This redesign is a personal "designer's proposal" to motivate a change for the interface of Deutsch's intranet system.
At Deutsch, anonymously or not, it was encouraged to voice out your opinions regarding internal matters. I had made a few comments and proposals for the improvement of the company:
And there is D-Intranet. This is an activation disguised as a redesign project for the agency's intranet site. The intention was to raise awareness among the managers regarding the usability and value of the intranet in relation to the quality of the agency and its employees, and convince them to upgrade it to a better platform. It received a positive reaction from my coworkers and made it to the management's discussion.
Who are the users?
Everyone in the agency, full-time and part-time, has an access to the intranet. The operations department are responsible for updating the information. People from other departments can submit information to them. This means we have experienced users and newcomers every now and then. The site should be very easy to navigate. Users should be able to locate the information they need within one-digit seconds.
What does the current intranet site look like?
Unfortunately, I wasn't allowed to publish the real screenshot online. However, I created a wireframe to represent it as seen below. The site is not responsive. There is no membership system and you can only access it via Safari at the office. It loads very fast, because the majority of the content is text-based. There is a top navigation bar that contains links to most important features such as payroll, expense report, and PTO request. Underneath seems to be the "fun" part of the page, which hosts an automatic photo carousel of office events, and a Twitter feed that causes a spatial imbalance within the area. Down further are lists of links to the rest of the content. While it's good that every link is presented on the page, it makes each link hard to find. Most employees don't know what's there until someone points it out to them. Some of these links also appear more than once in different categories. They need a reorganization.
What is the content?
As an information hub, the intranet is expected to have a high amount of content. From the content audit below, there are 13 content categories.

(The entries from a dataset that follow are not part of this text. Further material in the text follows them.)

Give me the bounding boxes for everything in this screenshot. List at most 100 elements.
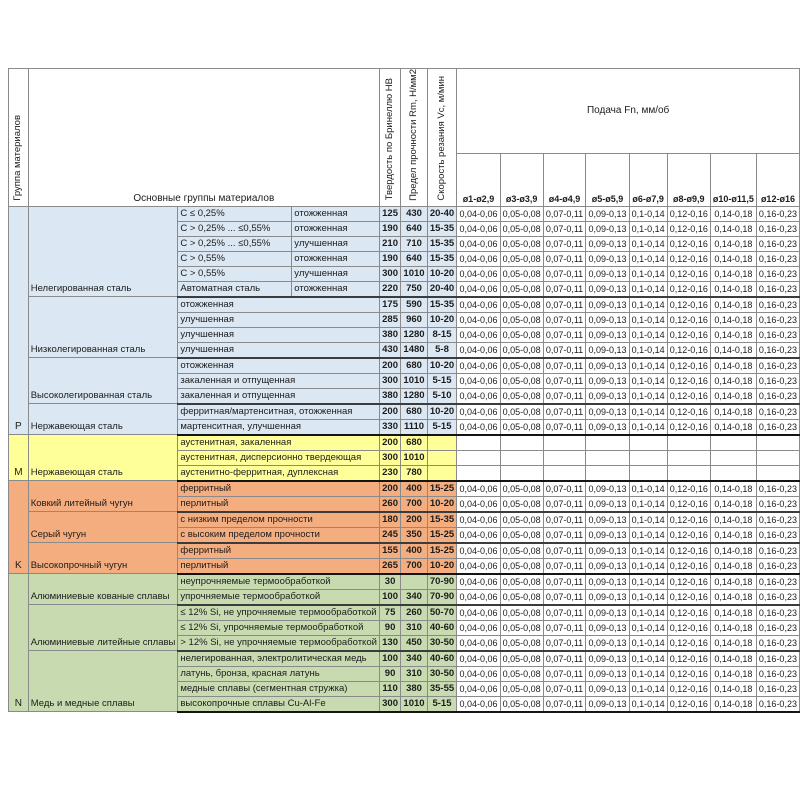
material-family-label: Нелегированная сталь [27, 205, 179, 298]
feed-value-cell: 0,1-0,14 [628, 265, 668, 282]
strength-value-cell: 1280 [400, 326, 428, 343]
feed-value-cell: 0,04-0,06 [456, 634, 501, 652]
speed-header: Скорость резания Vc, м/мин [426, 68, 458, 207]
feed-value-cell: 0,04-0,06 [456, 619, 501, 636]
hardness-value-cell: 180 [378, 511, 402, 528]
feed-value-cell: 0,09-0,13 [585, 480, 630, 497]
hardness-value-cell: 430 [378, 341, 402, 359]
feed-value-cell: 0,1-0,14 [628, 495, 668, 513]
feed-value-cell: 0,14-0,18 [709, 634, 757, 652]
hardness-value-cell: 155 [378, 542, 402, 559]
feed-value-cell: 0,16-0,23 [755, 280, 800, 298]
diameter-header-cell: ø6-ø7,9 [628, 152, 668, 207]
carbon-content-cell: C > 0,55% [177, 265, 293, 282]
feed-value-cell [456, 464, 501, 482]
table-row: Низколегированная сталь отожженная 175 590 1… [9, 296, 800, 359]
speed-value-cell: 50-70 [426, 604, 458, 621]
feed-value-cell [585, 434, 630, 451]
feed-value-cell: 0,12-0,16 [666, 557, 711, 575]
material-description-cell: неупрочняемые термообработкой [177, 573, 380, 590]
section-letter: P [8, 205, 29, 436]
feed-value-cell: 0,14-0,18 [709, 387, 757, 405]
feed-value-cell: 0,14-0,18 [709, 511, 757, 528]
feed-value-cell [666, 434, 711, 451]
strength-value-cell: 590 [400, 296, 428, 313]
feed-value-cell [499, 449, 544, 466]
feed-value-cell: 0,12-0,16 [666, 665, 711, 682]
feed-value-cell: 0,12-0,16 [666, 311, 711, 328]
hardness-header-label: Твердость по Бринеллю HB [384, 78, 396, 201]
feed-value-cell: 0,09-0,13 [585, 588, 630, 606]
feed-value-cell [628, 449, 668, 466]
strength-value-cell: 710 [400, 235, 428, 252]
feed-value-cell: 0,1-0,14 [628, 557, 668, 575]
feed-value-cell: 0,1-0,14 [628, 695, 668, 713]
strength-value-cell: 380 [400, 680, 428, 697]
material-description-cell: с высоким пределом прочности [177, 526, 380, 544]
feed-value-cell: 0,1-0,14 [628, 357, 668, 374]
speed-value-cell: 5-8 [426, 341, 458, 359]
feed-value-cell: 0,14-0,18 [709, 220, 757, 237]
material-family-label: Медь и медные сплавы [27, 650, 179, 713]
heat-state-cell: отожженная [291, 205, 380, 222]
feed-value-cell: 0,05-0,08 [499, 296, 544, 313]
feed-value-cell: 0,16-0,23 [755, 250, 800, 267]
group-column-header: Группа материалов [8, 68, 29, 207]
table-row: Медь и медные сплавы нелегированная, элек… [9, 650, 800, 713]
feed-value-cell: 0,05-0,08 [499, 526, 544, 544]
material-family-label: Серый чугун [27, 511, 179, 544]
table-row: мартенситная, улучшенная 330 1110 5-15 0,04-… [9, 418, 800, 436]
feed-value-cell: 0,1-0,14 [628, 680, 668, 697]
feed-value-cell [755, 434, 800, 451]
feed-value-cell: 0,07-0,11 [542, 341, 587, 359]
feed-value-cell: 0,05-0,08 [499, 511, 544, 528]
feed-value-cell: 0,09-0,13 [585, 205, 630, 222]
feed-value-cell: 0,1-0,14 [628, 511, 668, 528]
feed-value-cell: 0,14-0,18 [709, 265, 757, 282]
hardness-value-cell: 330 [378, 418, 402, 436]
hardness-value-cell: 300 [378, 372, 402, 389]
hardness-value-cell: 300 [378, 265, 402, 282]
material-family-label: Алюминиевые литейные сплавы [27, 604, 179, 652]
feed-value-cell: 0,16-0,23 [755, 511, 800, 528]
carbon-content-cell: C > 0,25% ... ≤0,55% [177, 235, 293, 252]
strength-value-cell: 340 [400, 588, 428, 606]
hardness-value-cell: 90 [378, 619, 402, 636]
feed-value-cell [456, 449, 501, 466]
feed-value-cell [709, 434, 757, 451]
feed-value-cell: 0,04-0,06 [456, 604, 501, 621]
hardness-value-cell: 245 [378, 526, 402, 544]
material-description-cell: мартенситная, улучшенная [177, 418, 380, 436]
table-row: > 12% Si, не упрочняемые термообработкой… [9, 634, 800, 652]
speed-value-cell: 15-35 [426, 296, 458, 313]
feed-value-cell: 0,09-0,13 [585, 341, 630, 359]
feed-value-cell: 0,12-0,16 [666, 418, 711, 436]
feed-value-cell: 0,07-0,11 [542, 588, 587, 606]
speed-value-cell: 20-40 [426, 205, 458, 222]
table-row: аустенитно-ферритная, дуплексная 230 780 [9, 464, 800, 482]
feed-value-cell: 0,16-0,23 [755, 573, 800, 590]
hardness-value-cell: 260 [378, 495, 402, 513]
strength-value-cell: 310 [400, 619, 428, 636]
feed-value-cell: 0,12-0,16 [666, 372, 711, 389]
table-row: Серый чугун с низким пределом прочности 18… [9, 511, 800, 544]
feed-value-cell: 0,14-0,18 [709, 557, 757, 575]
feed-value-cell [456, 434, 501, 451]
feed-value-cell: 0,04-0,06 [456, 680, 501, 697]
feed-value-cell: 0,05-0,08 [499, 403, 544, 420]
hardness-value-cell: 380 [378, 387, 402, 405]
feed-value-cell: 0,12-0,16 [666, 235, 711, 252]
table-row: M Нержавеющая сталь аустенитная, закаленна… [8, 434, 800, 482]
strength-value-cell: 400 [400, 542, 428, 559]
feed-value-cell: 0,09-0,13 [585, 250, 630, 267]
speed-value-cell [426, 449, 458, 466]
feed-value-cell: 0,07-0,11 [542, 557, 587, 575]
speed-value-cell: 15-35 [426, 511, 458, 528]
feed-value-cell: 0,16-0,23 [755, 665, 800, 682]
table-row: N Алюминиевые кованые сплавы неупрочняемые… [8, 573, 800, 713]
feed-value-cell: 0,09-0,13 [585, 619, 630, 636]
feed-value-cell: 0,07-0,11 [542, 205, 587, 222]
hardness-value-cell: 300 [378, 449, 402, 466]
strength-value-cell: 430 [400, 205, 428, 222]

The first half of this part was taken over by content reorganization. After going through rounds of simplification, I created the wireframes and went through details in each section.
Problems & Solutions
Problem #1: Poor content organization
Solution: Simplify the navigation as much as possible by grouping sections together under clear titles. Split the content into two main parts: the Employee and the Agency.
Problem #2: Inability to view on mobile and outside the office
Solution: Use a membership system to limit access. Make the design responsive to serve on mobile.
Problem #3: Inability to contain related information from other platforms
Solution: Awards, client wins, project launches, and weekly news are sent out as emails. While it is a good way to get instant responses, the attention level can drop as fast if not reminded. Putting those information on the intranet means the employees will constantly notice them.
The biggest part of this project was content organization. I started by regrouping the original content audit, simultaneously online (Google Spreadsheet) and offline (notebook). While I was listing out sections on the screen, on the paper I had more freedom to sketch out wireframes that could match with the new content. Going back and forth between these two mediums for a couple of times, I arrived with a content organization map, and a few wireframe sketches to develop into actual wireframes.
The Most Important Functions
I had a hypothesis that needed a confirmation: "Timesheet, Payroll Manager, Expenses Report, and PTO Request are the most important functions on the intranet." If confirmed, I would put them in a special section on the site where the user could access all the time. A quick survey was sent out to some of the employees for a total number of 10 people from different departments. There was one question in the survey: "Which functions do you use most on the intranet? Please list out four." The answers were as expected: all of them had the four functions from my hypothesis, though not in the same order. I later put these functions in a fixed navigation at the top of the page.
I added these new functions to improve the experience.
To prevent the user from going through the same route to find what they need on the intranet, a small link on the top right corner of each page, "Bookmark This Page", would save their time. After clicking the link, that page will be saved in the user's "My Bookmarks" page in their profile section. A small bookmark icon next to the link will be filled, and the link will change to "Bookmarked". To remove the bookmark, do it on the My Bookmarks page, or click the Bookmarked link again to revert it.
Employee's Profile Page
This function will benefit the new hires a lot. Employees will get a profile page on the intranet that they can add personal information/conversation starters such as favorite color, an answer to a random question from the intranet's question banks, a brief biography, and social media links. These pages will live in the employee directory section. The employee can edit their page through their profile section.
Apart from the physical suggestion box that we have, with this digital one, everyone can write a suggestion anytime from anywhere. There is also an option to send the suggestion anonymously.
Sitemap & Wireframes
Here are the site map and wireframes for desktop and mobile.
As a holistic designer, I naturally started the interface design very early during the content reorganization phase. While sketching out wireframes that could go with the new content, I was also visualizing how it could look like in my mind. During the wireframing phase, I started the design to see if the wireframes would work in reality. Once the wireframes were finished, I continued with the rest of the UI design.
Simple, clean, fast-loading, and orange (the agency's theme color) were the keywords that I used as the main criterias for the design. I also incorporated Google's Material Design principles and made changes as necessary.